Je sors à nouveau la marmite, je mets à cuire une montagne de macaronis longs. Plus tard à table, je remplis à ras bord deux assiettes, une pour mon père et l’autre pour moi. Mais ce tas de nouilles ne semble pas l’émouvoir. De son œil de chèvre, il reste là à considérer, sans y toucher, ce repas pourtant délicieux.


À mes pieds, Poulette m’examine bizarrement aussi. Mais je connais ce regard. Quand la chienne me dévisage ainsi, ça signifie toujours : «Et maintenant qu’est-ce qu’on fait, chef ? »
Je réfléchis. Que ferait Lothar dans une telle situation ?
Bon sang, mais c’est bien sûr! Il faut avant tout assurer notre sécurité. Construire une barrière infranchissable entre l’ennemi qui pourrait se pointer et nous. Empêcher l’intrusion de ces limaces à grimaces. Se barricader, quoi. J’ai une idée. Ah! Mais c’est qu’il faudra mettre à contribution mes talents d’ingénieur !

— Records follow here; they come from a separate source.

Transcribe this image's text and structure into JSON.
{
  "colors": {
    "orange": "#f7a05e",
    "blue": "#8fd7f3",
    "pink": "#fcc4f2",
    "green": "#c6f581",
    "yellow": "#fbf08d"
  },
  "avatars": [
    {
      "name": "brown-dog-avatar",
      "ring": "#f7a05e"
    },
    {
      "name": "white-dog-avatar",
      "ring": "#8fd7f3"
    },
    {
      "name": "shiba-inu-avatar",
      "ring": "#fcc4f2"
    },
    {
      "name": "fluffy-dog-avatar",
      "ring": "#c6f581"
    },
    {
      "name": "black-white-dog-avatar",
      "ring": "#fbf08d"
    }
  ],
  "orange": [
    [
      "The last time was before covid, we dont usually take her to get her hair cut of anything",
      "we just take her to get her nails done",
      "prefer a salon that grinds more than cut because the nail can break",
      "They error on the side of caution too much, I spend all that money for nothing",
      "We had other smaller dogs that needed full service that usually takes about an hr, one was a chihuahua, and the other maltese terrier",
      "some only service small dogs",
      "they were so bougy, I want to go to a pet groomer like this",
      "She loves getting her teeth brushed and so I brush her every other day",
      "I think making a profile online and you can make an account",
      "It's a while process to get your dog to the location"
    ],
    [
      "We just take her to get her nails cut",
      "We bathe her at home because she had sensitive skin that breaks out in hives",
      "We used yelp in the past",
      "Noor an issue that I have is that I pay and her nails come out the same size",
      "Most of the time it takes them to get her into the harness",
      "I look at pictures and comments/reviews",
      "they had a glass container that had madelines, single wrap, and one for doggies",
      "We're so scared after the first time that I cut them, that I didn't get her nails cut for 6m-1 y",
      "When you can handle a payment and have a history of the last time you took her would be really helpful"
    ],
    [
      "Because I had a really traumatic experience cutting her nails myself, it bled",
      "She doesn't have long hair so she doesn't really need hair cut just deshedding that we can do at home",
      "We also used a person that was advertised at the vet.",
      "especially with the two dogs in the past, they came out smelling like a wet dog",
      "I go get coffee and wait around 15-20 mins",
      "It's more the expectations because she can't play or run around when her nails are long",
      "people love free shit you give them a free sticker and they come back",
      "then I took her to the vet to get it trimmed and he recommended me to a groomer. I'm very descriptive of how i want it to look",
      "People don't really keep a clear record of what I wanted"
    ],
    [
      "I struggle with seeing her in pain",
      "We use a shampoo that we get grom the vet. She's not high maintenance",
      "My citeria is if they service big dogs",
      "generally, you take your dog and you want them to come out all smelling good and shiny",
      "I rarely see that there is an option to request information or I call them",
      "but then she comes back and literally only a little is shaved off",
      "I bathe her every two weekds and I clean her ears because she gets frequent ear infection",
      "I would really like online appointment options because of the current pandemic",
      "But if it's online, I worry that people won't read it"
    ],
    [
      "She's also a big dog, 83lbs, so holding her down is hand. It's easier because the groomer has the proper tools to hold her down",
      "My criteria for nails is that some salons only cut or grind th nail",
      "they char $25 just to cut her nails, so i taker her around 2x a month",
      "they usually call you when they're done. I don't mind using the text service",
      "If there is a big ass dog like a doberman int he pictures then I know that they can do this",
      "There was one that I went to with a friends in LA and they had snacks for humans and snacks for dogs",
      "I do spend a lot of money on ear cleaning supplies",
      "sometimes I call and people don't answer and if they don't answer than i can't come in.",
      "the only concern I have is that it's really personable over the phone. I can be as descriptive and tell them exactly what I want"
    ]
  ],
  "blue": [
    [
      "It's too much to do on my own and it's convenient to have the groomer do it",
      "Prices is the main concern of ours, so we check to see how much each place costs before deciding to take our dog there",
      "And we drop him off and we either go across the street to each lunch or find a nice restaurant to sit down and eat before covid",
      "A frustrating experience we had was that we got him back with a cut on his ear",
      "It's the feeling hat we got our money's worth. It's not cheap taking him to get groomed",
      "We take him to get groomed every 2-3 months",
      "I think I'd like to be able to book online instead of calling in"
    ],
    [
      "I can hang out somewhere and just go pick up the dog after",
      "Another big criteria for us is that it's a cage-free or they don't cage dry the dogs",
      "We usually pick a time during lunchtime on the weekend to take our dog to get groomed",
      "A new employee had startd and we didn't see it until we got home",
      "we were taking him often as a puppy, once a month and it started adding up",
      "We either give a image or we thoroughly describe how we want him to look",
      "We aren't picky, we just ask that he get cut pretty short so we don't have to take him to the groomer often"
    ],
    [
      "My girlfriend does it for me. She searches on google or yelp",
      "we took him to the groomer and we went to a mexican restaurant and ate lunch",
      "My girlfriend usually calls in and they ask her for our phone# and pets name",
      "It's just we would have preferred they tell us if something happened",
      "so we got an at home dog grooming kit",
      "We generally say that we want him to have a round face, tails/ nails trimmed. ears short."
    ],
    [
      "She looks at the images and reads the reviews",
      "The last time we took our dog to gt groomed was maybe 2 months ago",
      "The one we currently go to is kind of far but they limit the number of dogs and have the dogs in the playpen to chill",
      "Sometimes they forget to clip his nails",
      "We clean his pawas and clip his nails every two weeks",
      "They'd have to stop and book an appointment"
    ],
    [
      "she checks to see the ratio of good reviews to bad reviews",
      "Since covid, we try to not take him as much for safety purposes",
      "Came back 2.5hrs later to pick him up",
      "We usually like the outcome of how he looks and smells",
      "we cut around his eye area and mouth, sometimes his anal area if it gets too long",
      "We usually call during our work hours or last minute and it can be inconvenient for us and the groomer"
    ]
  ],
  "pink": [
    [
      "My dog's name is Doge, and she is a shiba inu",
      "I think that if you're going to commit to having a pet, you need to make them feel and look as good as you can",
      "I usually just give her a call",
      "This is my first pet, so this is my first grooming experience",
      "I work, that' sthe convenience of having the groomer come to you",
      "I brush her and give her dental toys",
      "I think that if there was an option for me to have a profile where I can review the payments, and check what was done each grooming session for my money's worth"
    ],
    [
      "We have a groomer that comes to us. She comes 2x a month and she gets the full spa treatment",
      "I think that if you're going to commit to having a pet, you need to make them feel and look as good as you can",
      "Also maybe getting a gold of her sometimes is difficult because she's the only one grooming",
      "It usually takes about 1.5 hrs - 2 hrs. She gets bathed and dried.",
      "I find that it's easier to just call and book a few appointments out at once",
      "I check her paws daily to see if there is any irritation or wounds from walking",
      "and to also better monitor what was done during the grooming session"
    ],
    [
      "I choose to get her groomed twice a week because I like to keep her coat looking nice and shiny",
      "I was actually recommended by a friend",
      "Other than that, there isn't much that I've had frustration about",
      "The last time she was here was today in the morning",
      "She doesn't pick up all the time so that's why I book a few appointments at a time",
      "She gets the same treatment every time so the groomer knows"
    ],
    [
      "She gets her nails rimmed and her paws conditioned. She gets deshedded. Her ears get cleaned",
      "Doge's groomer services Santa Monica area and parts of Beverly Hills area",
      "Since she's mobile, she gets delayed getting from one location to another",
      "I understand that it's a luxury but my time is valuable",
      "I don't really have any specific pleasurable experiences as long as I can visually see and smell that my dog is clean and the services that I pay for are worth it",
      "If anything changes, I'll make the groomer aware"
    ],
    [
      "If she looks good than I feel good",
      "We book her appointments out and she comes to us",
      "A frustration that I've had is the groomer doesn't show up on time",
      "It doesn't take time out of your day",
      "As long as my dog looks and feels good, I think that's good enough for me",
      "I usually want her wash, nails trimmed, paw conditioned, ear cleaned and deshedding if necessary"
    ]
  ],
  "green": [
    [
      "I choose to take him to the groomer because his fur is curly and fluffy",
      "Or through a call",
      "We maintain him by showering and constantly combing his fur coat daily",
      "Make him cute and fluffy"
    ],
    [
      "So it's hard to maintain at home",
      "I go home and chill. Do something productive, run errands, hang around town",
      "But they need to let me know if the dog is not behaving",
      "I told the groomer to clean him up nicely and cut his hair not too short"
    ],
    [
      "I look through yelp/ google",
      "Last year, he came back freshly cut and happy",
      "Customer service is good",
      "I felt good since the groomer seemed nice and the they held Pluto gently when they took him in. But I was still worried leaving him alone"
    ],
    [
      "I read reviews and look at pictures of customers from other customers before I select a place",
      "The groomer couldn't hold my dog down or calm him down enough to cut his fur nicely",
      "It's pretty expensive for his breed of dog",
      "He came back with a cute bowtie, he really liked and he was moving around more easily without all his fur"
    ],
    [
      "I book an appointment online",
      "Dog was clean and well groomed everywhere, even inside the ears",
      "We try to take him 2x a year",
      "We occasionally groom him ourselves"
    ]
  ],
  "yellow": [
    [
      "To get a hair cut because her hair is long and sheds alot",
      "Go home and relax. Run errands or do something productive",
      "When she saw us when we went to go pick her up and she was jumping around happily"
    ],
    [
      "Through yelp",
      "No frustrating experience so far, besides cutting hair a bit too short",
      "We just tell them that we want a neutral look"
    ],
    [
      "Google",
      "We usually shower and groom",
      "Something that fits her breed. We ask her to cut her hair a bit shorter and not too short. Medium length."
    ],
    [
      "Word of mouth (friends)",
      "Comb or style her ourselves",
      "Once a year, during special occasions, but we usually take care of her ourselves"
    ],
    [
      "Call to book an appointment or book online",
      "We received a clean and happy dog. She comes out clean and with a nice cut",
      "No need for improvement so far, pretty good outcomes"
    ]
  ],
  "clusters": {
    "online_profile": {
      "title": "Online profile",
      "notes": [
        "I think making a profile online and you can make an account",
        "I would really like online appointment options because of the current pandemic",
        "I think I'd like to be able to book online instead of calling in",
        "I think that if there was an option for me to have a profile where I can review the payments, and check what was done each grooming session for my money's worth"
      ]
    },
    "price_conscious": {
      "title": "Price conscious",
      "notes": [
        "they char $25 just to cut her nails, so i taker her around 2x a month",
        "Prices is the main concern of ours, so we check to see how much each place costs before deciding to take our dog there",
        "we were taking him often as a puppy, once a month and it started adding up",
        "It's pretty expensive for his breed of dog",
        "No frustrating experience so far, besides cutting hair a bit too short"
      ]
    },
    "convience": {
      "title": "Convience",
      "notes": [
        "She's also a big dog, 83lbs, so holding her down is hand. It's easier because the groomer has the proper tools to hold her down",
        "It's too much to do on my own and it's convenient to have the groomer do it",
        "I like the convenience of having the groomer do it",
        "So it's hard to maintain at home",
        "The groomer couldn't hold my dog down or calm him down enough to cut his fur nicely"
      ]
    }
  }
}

À l’ouvrage, tournecornichon !
Une porte infranchissable
Tout d’abord je mets à nouveau à bouillir dans la marmite tout un tas de macaronis longs. Quand c’est prêt, je brasse cet amas de nouilles et j’y ajoute une bonne dose de farine blanche et quelques menus ingrédients solidifiants : sucre brun, tranches de pain écrasées, poudre à récurer, tout le bidon de colle de menuisier de papa, et aussi un peu de cire à parquet, pour parfumer.
Puis, armé d’une spatule, je colmate le pourtour de la porte d’entrée. Ensuite je renverse la table et je l’appuie contre le tout. Par tous les diables ! si quelqu’un parvient à entrer ici, je ne m’appelle plus Anatole !
Pendant que je m’occupe à ce petit travail, mon père et Poulette me regardent. On lit la perplexité dans les yeux de la chienne. C’est que mon plan est si formidablement mis au point ! Mais on ne peut pas demander aux bêtes de tout comprendre.
Cependant il n’y a rien dans le regard de chèvre de mon père.
Après cet exercice éreintant, j’ai besoin de me délier les jambes.